Affichage des articles dont le libellé est Etablissement Public d'Aménagement de la Défense. Afficher tous les articles
Affichage des articles dont le libellé est Etablissement Public d'Aménagement de la Défense. Afficher tous les articles

vendredi 23 octobre 2009

Vice de la démocratie ou démocratie viciée ?

Jean SARKOZY renonce à briguer le poste de Président de l'EPAD. Sa déclaration de renonciation est digne, et montre la fermeté de caractère de ce jeune homme. Si je maintiens que cette candidature était prématurée en raison du manque d'expérience du prétendant, je pense que les critiqueurs de tous poils projettent sur lui leur bassesse d'analyse et leur manière viciée et vicieuse d'envisager la démocratie.

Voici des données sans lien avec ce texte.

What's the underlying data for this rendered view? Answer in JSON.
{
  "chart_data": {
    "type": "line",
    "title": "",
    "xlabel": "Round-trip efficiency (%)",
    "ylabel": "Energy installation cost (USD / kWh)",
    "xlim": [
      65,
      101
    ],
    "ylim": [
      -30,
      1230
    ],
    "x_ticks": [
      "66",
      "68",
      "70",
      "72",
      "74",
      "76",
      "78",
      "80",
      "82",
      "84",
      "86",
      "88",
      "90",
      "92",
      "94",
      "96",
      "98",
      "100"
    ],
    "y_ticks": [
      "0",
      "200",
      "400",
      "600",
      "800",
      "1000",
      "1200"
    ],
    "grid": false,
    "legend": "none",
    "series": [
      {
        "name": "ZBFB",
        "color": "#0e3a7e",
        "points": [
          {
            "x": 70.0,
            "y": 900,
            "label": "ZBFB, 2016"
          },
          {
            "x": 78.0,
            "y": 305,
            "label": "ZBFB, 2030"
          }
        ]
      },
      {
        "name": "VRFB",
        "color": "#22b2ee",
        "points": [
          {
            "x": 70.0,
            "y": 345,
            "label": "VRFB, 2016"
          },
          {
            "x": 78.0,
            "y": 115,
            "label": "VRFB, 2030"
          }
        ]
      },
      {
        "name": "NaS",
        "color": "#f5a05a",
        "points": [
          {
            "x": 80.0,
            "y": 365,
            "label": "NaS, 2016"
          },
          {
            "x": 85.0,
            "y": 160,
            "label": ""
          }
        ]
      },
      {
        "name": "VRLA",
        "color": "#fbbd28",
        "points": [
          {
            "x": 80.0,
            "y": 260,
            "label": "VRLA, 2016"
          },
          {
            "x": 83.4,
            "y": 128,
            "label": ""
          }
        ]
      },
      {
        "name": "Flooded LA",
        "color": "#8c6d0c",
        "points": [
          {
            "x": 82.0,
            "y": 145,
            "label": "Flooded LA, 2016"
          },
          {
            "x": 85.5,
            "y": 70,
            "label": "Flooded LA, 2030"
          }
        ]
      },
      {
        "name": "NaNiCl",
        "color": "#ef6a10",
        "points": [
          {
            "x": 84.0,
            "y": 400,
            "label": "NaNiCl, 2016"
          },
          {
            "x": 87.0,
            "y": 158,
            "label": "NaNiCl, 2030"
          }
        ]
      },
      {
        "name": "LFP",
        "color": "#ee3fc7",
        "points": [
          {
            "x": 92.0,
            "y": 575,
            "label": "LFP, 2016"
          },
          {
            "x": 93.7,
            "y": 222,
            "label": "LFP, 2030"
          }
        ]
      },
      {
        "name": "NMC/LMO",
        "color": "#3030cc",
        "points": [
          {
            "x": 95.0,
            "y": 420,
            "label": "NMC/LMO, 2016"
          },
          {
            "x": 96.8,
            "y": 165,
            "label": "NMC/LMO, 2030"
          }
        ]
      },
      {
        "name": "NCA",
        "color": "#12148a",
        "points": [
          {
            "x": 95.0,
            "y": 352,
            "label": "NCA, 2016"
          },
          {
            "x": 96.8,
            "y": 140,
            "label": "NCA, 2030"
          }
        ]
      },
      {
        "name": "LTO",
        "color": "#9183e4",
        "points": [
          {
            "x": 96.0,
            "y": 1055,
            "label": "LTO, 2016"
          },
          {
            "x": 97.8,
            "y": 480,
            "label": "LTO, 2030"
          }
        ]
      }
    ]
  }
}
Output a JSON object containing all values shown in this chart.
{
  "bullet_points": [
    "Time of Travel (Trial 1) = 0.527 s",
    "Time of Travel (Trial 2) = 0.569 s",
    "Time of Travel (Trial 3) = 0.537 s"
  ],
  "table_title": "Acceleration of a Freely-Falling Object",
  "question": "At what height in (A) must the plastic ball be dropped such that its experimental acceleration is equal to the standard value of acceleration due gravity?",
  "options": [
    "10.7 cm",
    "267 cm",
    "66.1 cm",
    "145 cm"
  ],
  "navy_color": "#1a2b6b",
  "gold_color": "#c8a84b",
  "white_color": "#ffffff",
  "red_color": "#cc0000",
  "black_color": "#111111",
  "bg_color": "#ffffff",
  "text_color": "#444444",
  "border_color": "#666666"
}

Je vais m'expliquer. Le raisonnement que je tiens sur l'absence d'expérience de Jean SARKOZY, tout le monde peut le faire. Le poste est soumis à l'élection, et rien n'oblige les électeurs à renoncer à leur conviction, s'ils estiment que le candidat n'est pas apte à occuper la fonction. Les grands criailleurs de la gauche font un procès d'intention à leurs pairs de la majorité en imaginant qu'ils auraient voté, nolentes volentes, pour Jean SARKOZY au motif qu'il est le fils du Président de la République. En d'autres termes, ils prêtent à leurs adversaires politiques une attitude qu'ils auraient eue sans doute, ou se seraient crus forcés d'avoir au cas où, par exemple, monsieur Jean-Christophe MITTERRAND eût été candidat à la fonction sous le septennat de son père. Monsieur Jean-Christophe MITTERRAND a échappé au filtre de l'élection et a occupé d'importantes fonctions auprès du Président MITTERRAND, sans que quiconque s'en émeuve. Ses pouvoirs étaient immenses, ses fonctions occultes et opaques, en raison de la mission qui lui était confiée.
Mais on peut aussi imaginer que la critique est fondée, et que ce sont vraiment les moeurs de la démocratie actuelle que de voter systématiquement pour un représentant de la majorité, sans réfléchir, auquel cas la dite démocratie est bien malade, viciée en ses fondements par l'esprit de parti, l'esprit de clan, et la coalition des intérêts personnels.
Nous voyons bien que rares sont les élus qui gardent, avec la liberté de vote, la liberté d'esprit. Il me souvient qu'un ministère de gauche a manqué être renversé sous François MITTERRAND, à une voix près. La voix qui manquait était celle de monsieur Raymond BARRE qui estimait ne pas pouvoir adhérer aux motifs qui expliquaient le dépôt de la motion de censure. Je ne parle pas non plus de monsieur Guillain de BENOUVILLE, homme de droite s'il en fut, mais grand ami de François MITTERRAND, qui n'a jamais mêlé sa voix à celles de ses "amis" politiques par fidélité à son ami François. La raison de cette discrétion pourrait paraître discutable pour un homme politique. Elle ne l'est pas pour qui met l'amitié au-dessus de l'esprit de parti. Il faut encore citer monsieur CHEVENEMENT qui a préféré démissionner que de rester dans un gouvernement dont il n'approuvait pas les décisions en matière d'engagement militaire.
En somme, la démocratie souffre d'un vice initial qui est celui de l'esprit de parti, et elle est viciée par le fait qu'il est pratiquement impossible d'y déroger si l'on veut survivre politiquement. Mais ce travers est tout particulièrement français et trouve son origine dans la guerre sans merci que se livrèrent sous la Convention, les Girondins, les Jacobins, les Indulgents, les Enragés, les Brissotins et autres factions qui se déchiraient et avec elles déchiraient notre patrie. On y reviendra.